If you find yourself needing to run a Daft workload on a Ray cluster without having to figure out all the little details, this is for you.
First, write your script. Here’s an example. You can add dependencies at the top like so.
# /// script
# dependencies = ['numpy']
# ///
import daft
if __name__ == "__main__":
daft.context.set_runner_ray()
df = daft.from_pydict({"nums": [1, 2, 3]})
df = df.with_column("result", daft.col("nums").cbrt()).collect()
df.show()
Now you can run this script locally (python myscripts/myscript.py
) for your own testing, and when you’re ready, you can also run this on a Ray cluster through github actions.
uv run tools/gha_run_cluster_job.py myscripts/myscript.py
Now you can view your script being executed at: https://github.com/Eventual-Inc/Daft/actions/workflows/run-cluster.yaml
Once your job runs, you can also view any logs (including a Daft RayRunner trace that is produced by default) by navigating to the Summary
page of your job and downloading the ray-daft-logs
zip file.
Custom Script Arguments
You can specify custom arguments to your script after a --
delimiter like so:
uv run tools/gha_run_cluster_job.py myscripts/myscript.py -- --my-script=args
Daft Version
--daft-version
lets you use a specific released version of Daft
--daft-wheel-url
lets you use a specific built wheel of Daft.

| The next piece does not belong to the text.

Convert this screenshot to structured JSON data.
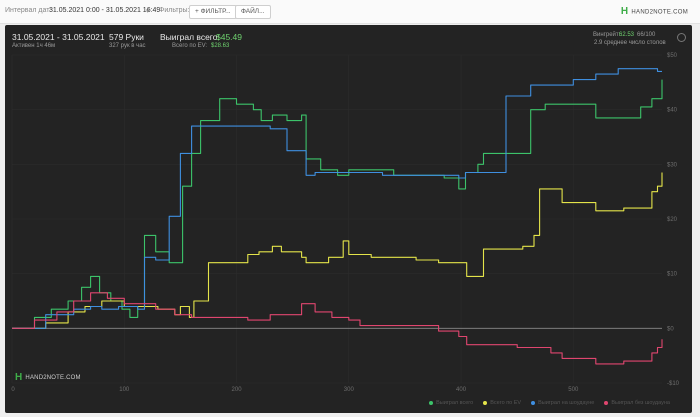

You can build a custom wheel for Daft using this workflow. Then you can copy the public github artifact wheel link and use it in
--daft-wheel-url
More work will eventually be done to make this more seamless and part of the workflow itself. Feel free to contribute functionality to make this happen :)
Cluster Configuration
The cluster is currently hardcoded to a fixed configuration of 4 i3.2xlarge
workers. More work will need to be done to make this configurable. Feel free to make this happen :)